The threat came as Trump weighs Ukrainian President Volodymyr Zelensky’s request for long-range Tomahawks, which would allow Kyiv to strike deep into Russian territory — including military bases, refineries, and command centers far beyond the front line.
Zelensky argues that arming Ukraine with such precision weapons could force the Kremlin back to the negotiating table.
But Lukashenko, echoing Moscow’s line, said the move would cross a red line. “Tomahawks will not solve the problem. They will escalate the situation to a nuclear war,” he said in Minsk, warning that Belarus and Russia are ready to respond “immediately” if their borders are breached.
Since March 2023, Belarus has hosted Russian tactical nuclear weapons, effectively making it a forward-deployed launchpad for Moscow’s deterrence strategy.
Joint exercises last year simulated the use of nuclear arms, and Lukashenko has openly vowed that any Western attack on Belarus “will be treated as an attack on Russia itself.”

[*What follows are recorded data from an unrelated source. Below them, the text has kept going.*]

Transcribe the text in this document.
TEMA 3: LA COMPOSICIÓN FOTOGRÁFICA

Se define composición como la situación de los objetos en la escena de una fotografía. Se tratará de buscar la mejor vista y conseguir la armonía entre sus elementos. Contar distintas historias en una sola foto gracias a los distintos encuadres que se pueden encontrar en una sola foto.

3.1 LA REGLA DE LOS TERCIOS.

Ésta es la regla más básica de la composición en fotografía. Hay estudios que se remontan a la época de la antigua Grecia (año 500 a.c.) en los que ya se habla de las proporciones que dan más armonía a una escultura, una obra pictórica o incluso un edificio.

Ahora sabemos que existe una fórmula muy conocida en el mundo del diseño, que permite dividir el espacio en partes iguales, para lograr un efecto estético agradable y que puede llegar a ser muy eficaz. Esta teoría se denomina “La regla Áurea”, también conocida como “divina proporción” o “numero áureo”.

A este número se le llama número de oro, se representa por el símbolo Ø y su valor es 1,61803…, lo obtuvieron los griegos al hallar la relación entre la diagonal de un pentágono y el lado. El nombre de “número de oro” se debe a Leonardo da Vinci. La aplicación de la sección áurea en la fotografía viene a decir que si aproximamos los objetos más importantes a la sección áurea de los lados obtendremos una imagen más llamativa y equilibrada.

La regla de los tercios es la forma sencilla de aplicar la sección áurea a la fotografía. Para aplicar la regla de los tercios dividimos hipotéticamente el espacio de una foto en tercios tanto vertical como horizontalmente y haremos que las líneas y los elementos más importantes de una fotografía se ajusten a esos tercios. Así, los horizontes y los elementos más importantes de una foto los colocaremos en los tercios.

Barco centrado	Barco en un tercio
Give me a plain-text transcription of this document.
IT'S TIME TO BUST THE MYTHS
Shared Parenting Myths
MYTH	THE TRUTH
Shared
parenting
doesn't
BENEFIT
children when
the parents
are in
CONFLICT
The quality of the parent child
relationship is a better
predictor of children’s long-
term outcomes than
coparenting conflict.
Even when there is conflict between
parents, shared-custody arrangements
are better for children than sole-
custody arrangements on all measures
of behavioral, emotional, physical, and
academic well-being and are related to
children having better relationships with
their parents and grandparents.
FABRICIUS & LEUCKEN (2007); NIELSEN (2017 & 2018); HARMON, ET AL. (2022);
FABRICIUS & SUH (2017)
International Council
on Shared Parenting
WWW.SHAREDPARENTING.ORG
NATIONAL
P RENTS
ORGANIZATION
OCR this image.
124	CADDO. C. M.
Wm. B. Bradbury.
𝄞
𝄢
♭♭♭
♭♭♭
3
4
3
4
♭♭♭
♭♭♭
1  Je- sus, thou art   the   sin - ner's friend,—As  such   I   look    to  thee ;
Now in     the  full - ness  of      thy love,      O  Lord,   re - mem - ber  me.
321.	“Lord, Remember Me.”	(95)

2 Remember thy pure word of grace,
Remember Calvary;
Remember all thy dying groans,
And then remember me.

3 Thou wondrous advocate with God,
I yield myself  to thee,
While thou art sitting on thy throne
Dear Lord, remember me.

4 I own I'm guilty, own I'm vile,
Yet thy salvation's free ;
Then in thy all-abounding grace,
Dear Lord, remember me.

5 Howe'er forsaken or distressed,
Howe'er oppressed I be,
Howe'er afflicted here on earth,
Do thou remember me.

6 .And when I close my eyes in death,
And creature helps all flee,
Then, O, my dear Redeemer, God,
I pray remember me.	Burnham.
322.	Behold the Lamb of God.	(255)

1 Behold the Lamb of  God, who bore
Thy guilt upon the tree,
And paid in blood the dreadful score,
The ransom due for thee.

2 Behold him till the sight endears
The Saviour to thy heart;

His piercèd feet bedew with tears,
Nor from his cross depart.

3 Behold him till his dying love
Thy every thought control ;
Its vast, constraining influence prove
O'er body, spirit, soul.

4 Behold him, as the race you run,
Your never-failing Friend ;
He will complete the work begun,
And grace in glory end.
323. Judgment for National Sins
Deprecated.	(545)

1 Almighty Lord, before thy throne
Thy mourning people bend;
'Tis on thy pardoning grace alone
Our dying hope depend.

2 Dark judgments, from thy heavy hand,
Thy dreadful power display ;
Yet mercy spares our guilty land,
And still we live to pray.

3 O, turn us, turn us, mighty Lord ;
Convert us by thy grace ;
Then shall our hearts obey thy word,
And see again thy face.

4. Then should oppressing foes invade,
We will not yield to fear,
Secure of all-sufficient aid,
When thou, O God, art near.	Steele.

For the Kremlin, the Tomahawk question is more than military — it’s symbolic. The missile, capable of striking targets 1,500 miles away, represents Washington’s willingness to extend the battlefield deep into Russian territory.
Putin has warned Trump privately that such a step would “jeopardize” their fragile diplomatic thaw, even as the war grinds into its fourth year.
Trump’s public stance remains cautious. “We’ll see,” he told reporters aboard Air Force One, acknowledging that giving Tomahawks to Ukraine would be “a new step of aggression.”
Insiders suggest Trump is using the missile proposal as leverage — a calculated threat to pressure Moscow into fresh concessions without committing U.S. weaponry outright.
Yet Lukashenko’s rhetoric underlines how dangerous that brinkmanship has become. A single miscalculation — one missile too far, one target too close — could set off a chain reaction involving Russian and Belarusian nuclear assets now sitting on NATO’s eastern doorstep.
For Europe, the warning lands as both a threat and a test: can deterrence hold in an era when diplomacy is conducted through threats of annihilation?
The stakes have not been this high since the Cold War. And once again, the fuse may be lit not in Moscow or Washington — but somewhere in between.